PGA of America still mulling anchoring position

June 24, 2013

While the main attention this week at Sunriver Resort is the annual PGA Professional National Championship, there were some important discussions taking place behind the scenes of the tournament.

Specifically, the PGA of America conducted a board meeting today to discuss the issue of anchored putting and the recent decision by the U.S. Golf Association and the Royal & Ancient Golf Club of St. Andrews to ban the anchored method of putting beginning in 2016. PGA of America president Ted Bishop has questioned the need for the rule and whether it would hinder participation. Upon conclusion of today's board meeting, Bishop issued the following statement:

"The PGA of America Board of Directors met on June 24 at Sunriver (Ore.) Resort, where we discussed Rule 14-1b, which the USGA and R&A recently announced would go into effect on Jan. 1, 2016, as well as the entire rules-making process in detail. "As we have seen over the past few months, the Rules of Golf can affect recreational golf in addition to play at the elite level. The PGA of America will continue to confer with the PGA Tour on the subject of Rule 14-1b, and The PGA of America will reserve any public comments on this matter until after the PGA Tour Policy Board meets on July 1."

USGA managing director of communications Joe Goode declined comment on Bishop's statement, but did refer to the full explanation of the ruling bodies' reasoning behind the decision that is available on the USGA's website.

When I interviewed him after the anchoring announcement was made by the ruling bodies last month, Bishop indicated the process had only just begun.

"We commissioned our directors to go out and get feedback from the people in their 41 sections and bring that feedback with them to the board meeting and we'll digest it all and in the meantime we'll confer with the PGA Tour and we'll see how it plays out.

"You never know which way it's going to go."

Last month, Bishop said he had hoped before the decision was made that anchoring could have been added as a condition of competiton to the Rules of Golf. (If an event plays by USGA rules currently, anchoring could not be added as condition of competition.)

"The compromise that we hoped happen was to make it a condition of competition. It would be added to the rule book as the 12th condition of competition, and you have a situation where every entity in golf could choose to deal with the condition in the manner in which they wanted to," he said. "That was a way that maybe the recreational amateur and even the competitive amateur at the club level might be playing by a different set of rules that players at the elite level might be playing by.
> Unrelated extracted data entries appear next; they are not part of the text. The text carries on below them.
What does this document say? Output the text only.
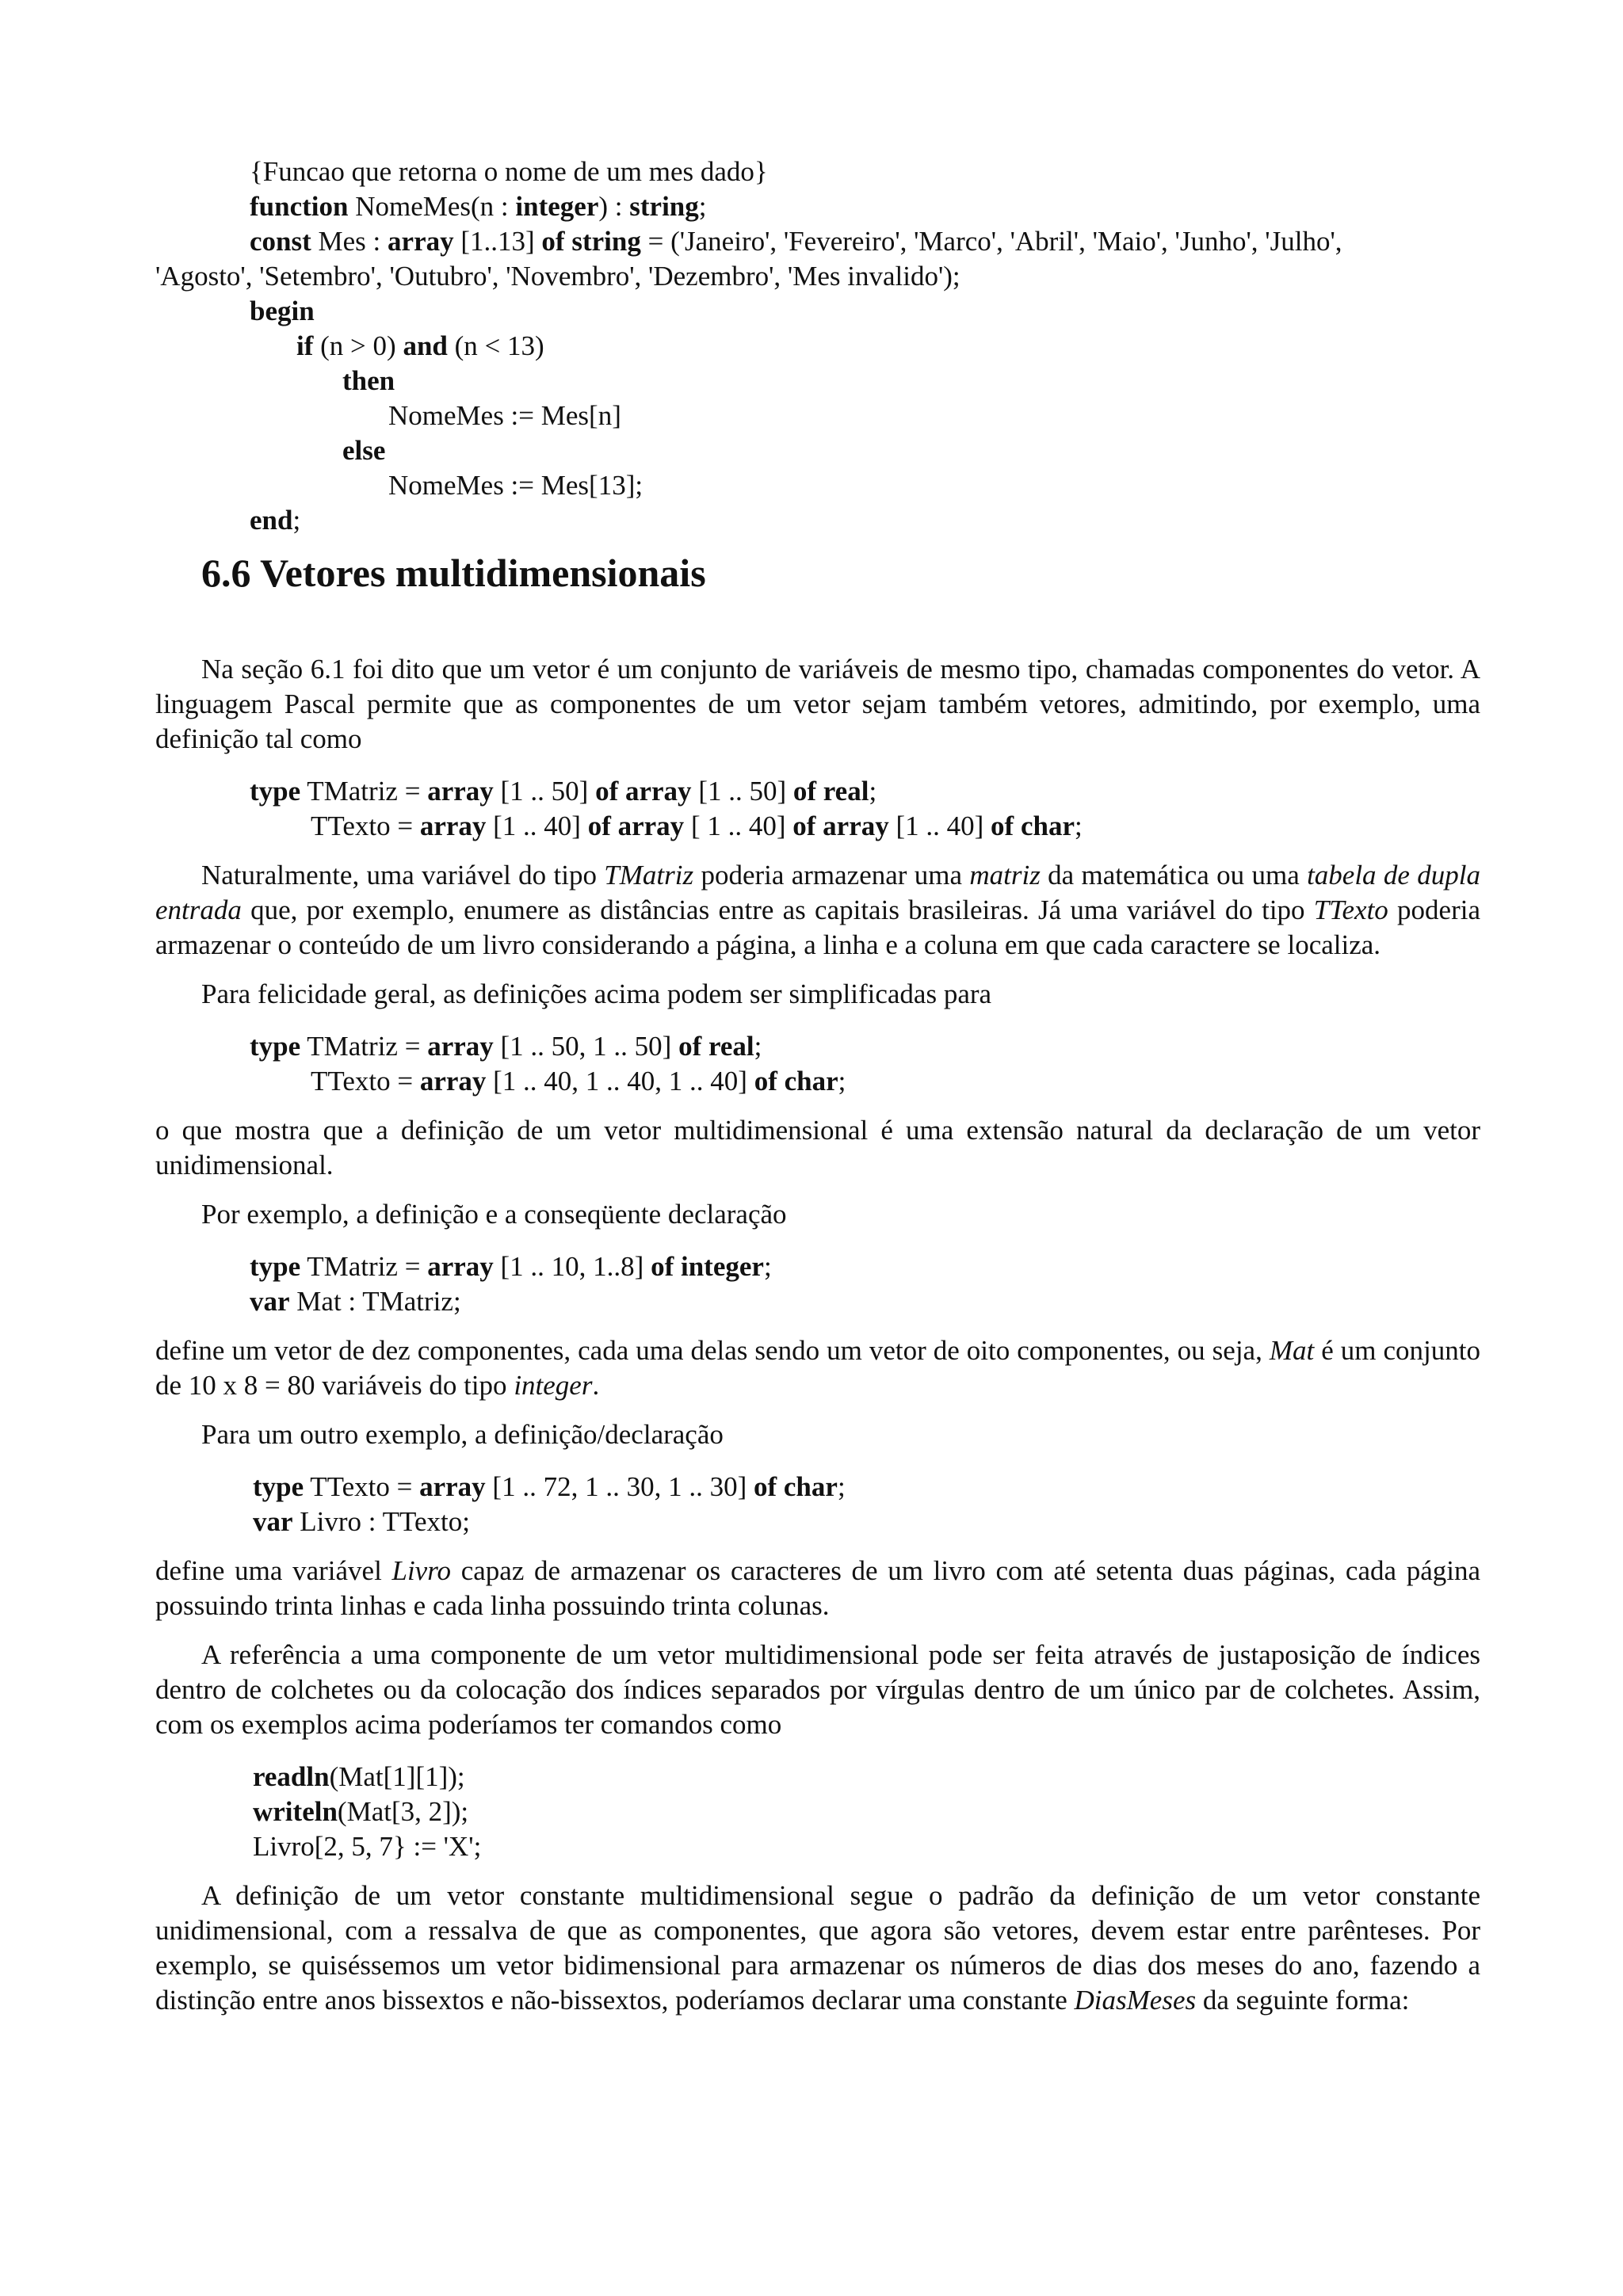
{Funcao que retorna o nome de um mes dado}
function NomeMes(n : integer) : string;
const Mes : array [1..13] of string = ('Janeiro', 'Fevereiro', 'Marco', 'Abril', 'Maio', 'Junho', 'Julho',
'Agosto', 'Setembro', 'Outubro', 'Novembro', 'Dezembro', 'Mes invalido');
begin
if (n > 0) and (n < 13)
then
NomeMes := Mes[n]
else
NomeMes := Mes[13];
end;
6.6 Vetores multidimensionais

Na seção 6.1 foi dito que um vetor é um conjunto de variáveis de mesmo tipo, chamadas componentes do vetor. A linguagem Pascal permite que as componentes de um vetor sejam também vetores, admitindo, por exemplo, uma definição tal como

type TMatriz = array [1 .. 50] of array [1 .. 50] of real;
TTexto = array [1 .. 40] of array [ 1 .. 40] of array [1 .. 40] of char;

Naturalmente, uma variável do tipo TMatriz poderia armazenar uma matriz da matemática ou uma tabela de dupla entrada que, por exemplo, enumere as distâncias entre as capitais brasileiras. Já uma variável do tipo TTexto poderia armazenar o conteúdo de um livro considerando a página, a linha e a coluna em que cada caractere se localiza.

Para felicidade geral, as definições acima podem ser simplificadas para

type TMatriz = array [1 .. 50, 1 .. 50] of real;
TTexto = array [1 .. 40, 1 .. 40, 1 .. 40] of char;

o que mostra que a definição de um vetor multidimensional é uma extensão natural da declaração de um vetor unidimensional.

Por exemplo, a definição e a conseqüente declaração

type TMatriz = array [1 .. 10, 1..8] of integer;
var Mat : TMatriz;

define um vetor de dez componentes, cada uma delas sendo um vetor de oito componentes, ou seja, Mat é um conjunto de 10 x 8 = 80 variáveis do tipo integer.

Para um outro exemplo, a definição/declaração

type TTexto = array [1 .. 72, 1 .. 30, 1 .. 30] of char;
var Livro : TTexto;

define uma variável Livro capaz de armazenar os caracteres de um livro com até setenta duas páginas, cada página possuindo trinta linhas e cada linha possuindo trinta colunas.

A referência a uma componente de um vetor multidimensional pode ser feita através de justaposição de índices dentro de colchetes ou da colocação dos índices separados por vírgulas dentro de um único par de colchetes. Assim, com os exemplos acima poderíamos ter comandos como

readln(Mat[1][1]);
writeln(Mat[3, 2]);
Livro[2, 5, 7} := 'X';

A definição de um vetor constante multidimensional segue o padrão da definição de um vetor constante unidimensional, com a ressalva de que as componentes, que agora são vetores, devem estar entre parênteses. Por exemplo, se quiséssemos um vetor bidimensional para armazenar os números de dias dos meses do ano, fazendo a distinção entre anos bissextos e não-bissextos, poderíamos declarar uma constante DiasMeses da seguinte forma:
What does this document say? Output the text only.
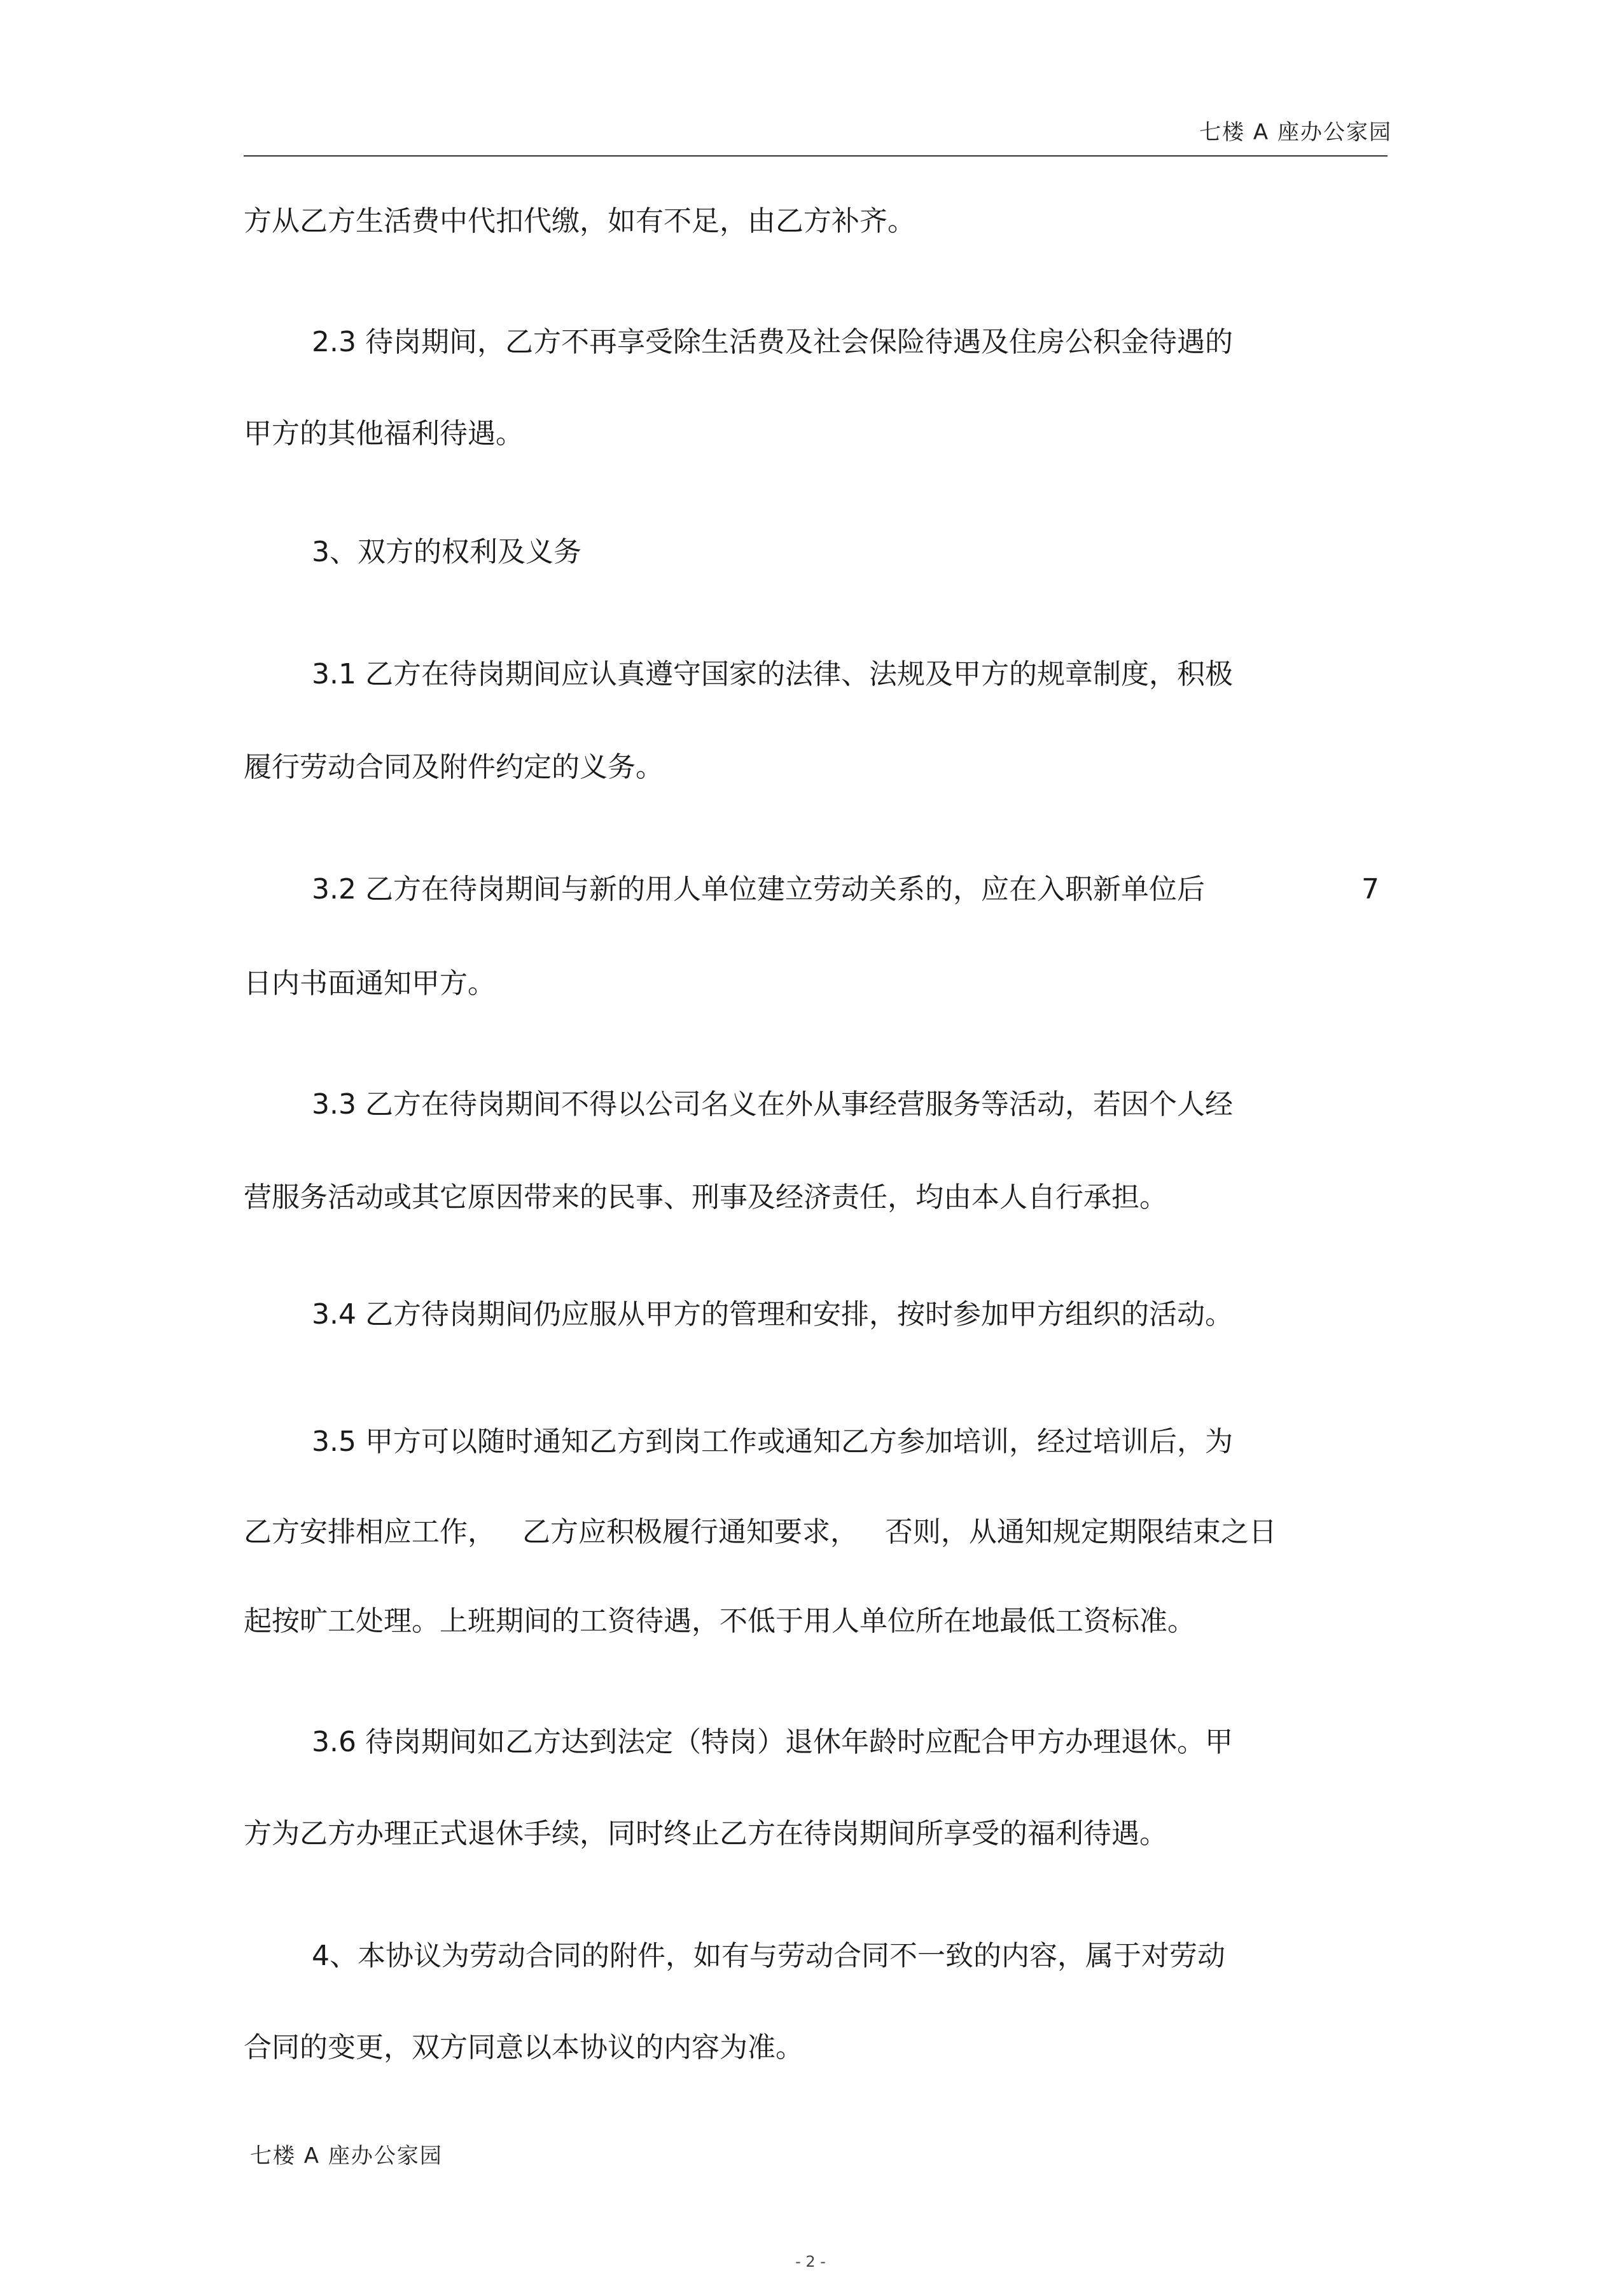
七楼 A 座办公家园
方从乙方生活费中代扣代缴，如有不足，由乙方补齐。
2.3 待岗期间，乙方不再享受除生活费及社会保险待遇及住房公积金待遇的
甲方的其他福利待遇。
3、双方的权利及义务
3.1 乙方在待岗期间应认真遵守国家的法律、法规及甲方的规章制度，积极
履行劳动合同及附件约定的义务。
3.2 乙方在待岗期间与新的用人单位建立劳动关系的，应在入职新单位后	7
日内书面通知甲方。
3.3 乙方在待岗期间不得以公司名义在外从事经营服务等活动，若因个人经
营服务活动或其它原因带来的民事、刑事及经济责任，均由本人自行承担。
3.4 乙方待岗期间仍应服从甲方的管理和安排，按时参加甲方组织的活动。
3.5 甲方可以随时通知乙方到岗工作或通知乙方参加培训，经过培训后，为
乙方安排相应工作，   乙方应积极履行通知要求，   否则，从通知规定期限结束之日
起按旷工处理。上班期间的工资待遇，不低于用人单位所在地最低工资标准。
3.6 待岗期间如乙方达到法定（特岗）退休年龄时应配合甲方办理退休。甲
方为乙方办理正式退休手续，同时终止乙方在待岗期间所享受的福利待遇。
4、本协议为劳动合同的附件，如有与劳动合同不一致的内容，属于对劳动
合同的变更，双方同意以本协议的内容为准。
七楼 A 座办公家园
- 2 -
Now that player would have to change when he played in national events. But we deal with it in our national professional championship qualifiers."

He did concede, however, that multiple sets of rules presents certain difficulties.

"In the state of the Indiana you have 400 golf courses, you can't have 300 playing by one set of rules and 100 playing by another set of rules," said Bishop, president of The Legends Golf Club in Franklin, Ind. "That's certainly the downside to why two sets of rules is ultimately going to make it very difficult to manage and run the game."

A month ago, Bishop still wasn't sure how or if the PGA of America was going to implement the USGA's anchoring rule.

"The tough part of this is that we as an association still need to figure out what direction we're going to go," he said then. "It's going to be based on the feedback we get from our membership.  Like everybody else, we're going to sit back with some interest to see what the PGA Tour does and where they might head. I guess if there's a bad side to this it's that I don't think at this point anything has really been resolved. The announcement's been made, but it's not really over with yet."

It seems today's statement from Bishop doesn't really move things any closer toward a clear conclusion.